Controlling this loop seems impossible when thinking about delays in detecting the acceleration and delays in calculating/applying the compensation torque. Additionally as one can imagine, the smaller the diameter of the winding spindle the worse the situation gets. Previous designs with larger spindles have not been perfect with our acceleration rates but have been acceptible, it is this new attempt with smaller spindles in which this problem has grown to unacceptible levels. Is there something simple that I am overlooking or any other ideas that I should be trying to resolve or improve this scenerio? Any help or ideas that anyone can offer would be greatly appreciated. Thank you for your time.
I have a problem with a winding application. I am winding paper on a spindle.
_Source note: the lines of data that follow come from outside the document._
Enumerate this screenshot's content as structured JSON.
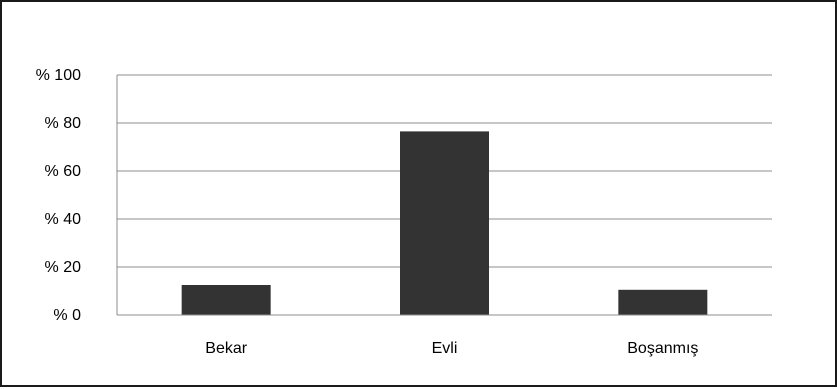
{
  "chart_data": {
    "type": "bar",
    "title": "",
    "xlabel": "",
    "ylabel": "",
    "categories": [
      "Bekar",
      "Evli",
      "Boşanmış"
    ],
    "values": [
      12.5,
      76.5,
      10.5
    ],
    "ylim": [
      0,
      100
    ],
    "yticks": [
      0,
      20,
      40,
      60,
      80,
      100
    ],
    "ytick_labels": [
      "% 0",
      "% 20",
      "% 40",
      "% 60",
      "% 80",
      "% 100"
    ],
    "grid": true,
    "legend": "none",
    "colors": {
      "bar": "#333333",
      "grid": "#8c8c8c",
      "axis": "#8c8c8c",
      "border": "#1a1a1a"
    }
  }
}
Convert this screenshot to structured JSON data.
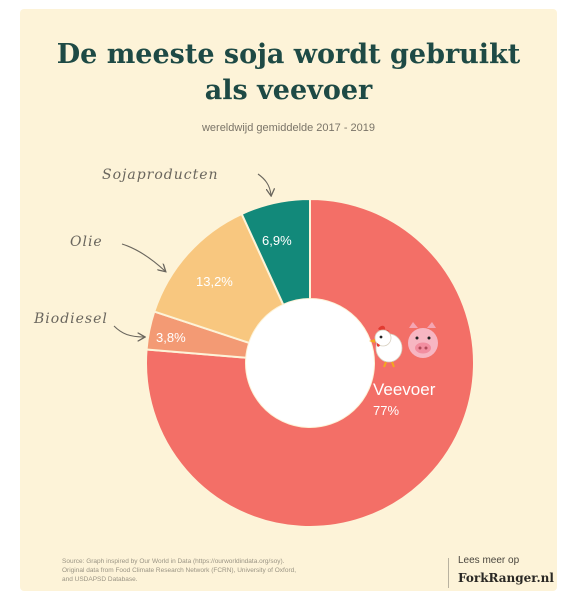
{
  "title_line1": "De meeste soja wordt gebruikt",
  "title_line2": "als veevoer",
  "subtitle": "wereldwijd gemiddelde 2017 - 2019",
  "chart_data": {
    "type": "pie",
    "variant": "donut",
    "title": "De meeste soja wordt gebruikt als veevoer",
    "subtitle": "wereldwijd gemiddelde 2017 - 2019",
    "slices": [
      {
        "label": "Veevoer",
        "value": 77,
        "value_label": "77%",
        "color": "#f36f67"
      },
      {
        "label": "Biodiesel",
        "value": 3.8,
        "value_label": "3,8%",
        "color": "#f39a74"
      },
      {
        "label": "Olie",
        "value": 13.2,
        "value_label": "13,2%",
        "color": "#f8c77f"
      },
      {
        "label": "Sojaproducten",
        "value": 6.9,
        "value_label": "6,9%",
        "color": "#12897a"
      }
    ]
  },
  "icons": [
    "chicken-icon",
    "pig-icon"
  ],
  "footer": {
    "source_line1": "Source: Graph inspired by Our World in Data (https://ourworldindata.org/soy).",
    "source_line2": "Original data from Food Climate Research Network (FCRN), University of Oxford,",
    "source_line3": "and USDAPSD Database.",
    "more_label": "Lees meer op",
    "brand": "ForkRanger.nl"
  }
}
The paper is being fed to the spindle from another machine through a series of 'free' spinning rollers. The winding spindle/motor/drive is in "torque mode" where I am asking it for a certain torque or current. The problem comes when the incoming paper speed is increased/accelerating. From what I understand, the winding spindle can only accelerate so fast with a certain amount of torque. When the winding spindle is accelerating, this acceleration is taking some of the torque away from the winding tension, so the winding roll's tension is decreased during an acceleration. If the acceleration is great enough, the winding roll will lose all tension, causing the incoming paper before the spindle to drop or bag and continue to get worse as all torque is now accelerating but not accerlerating as fast as the incoming paper.
When the incoming paper speed does level out the winding roll is moving at such a high speed, by the time it winds the fallen paper back up, and this paper again becomes taught, it 'pops' the paper and if bad enough will break the paper. The loss of tension during acceleration is acceptible unless bagging and subsequent popping occurs. In theory one could increase the torque to account for acceleration and there would be no tension loss. This is a tricky game however as this introduced acceleration torque must be applied exactly in magnitude and timing and removed similarly or this acceleration torque if not applied correctly could allow some bagging only to rapidly accelerate the winding spindle and perhaps create worse of a pop then before, as well if the magnitude is great enough and not removed in time this torque could break the paper as well.
Controlling this loop seems impossible when thinking about delays in detecting the acceleration and delays in calculating/applying the compensation torque. Additionally as one can imagine, the smaller the diameter of the winding spindle the worse the situation gets. Previous designs with larger spindles have not been perfect with our acceleration rates but have been acceptible, it is this new attempt with smaller spindles in which this problem has grown to unacceptible levels. Is there something simple that I am overlooking or any other ideas that I should be trying to resolve or improve this scenerio? Any help or ideas that anyone can offer would be greatly appreciated. Thank you for your time.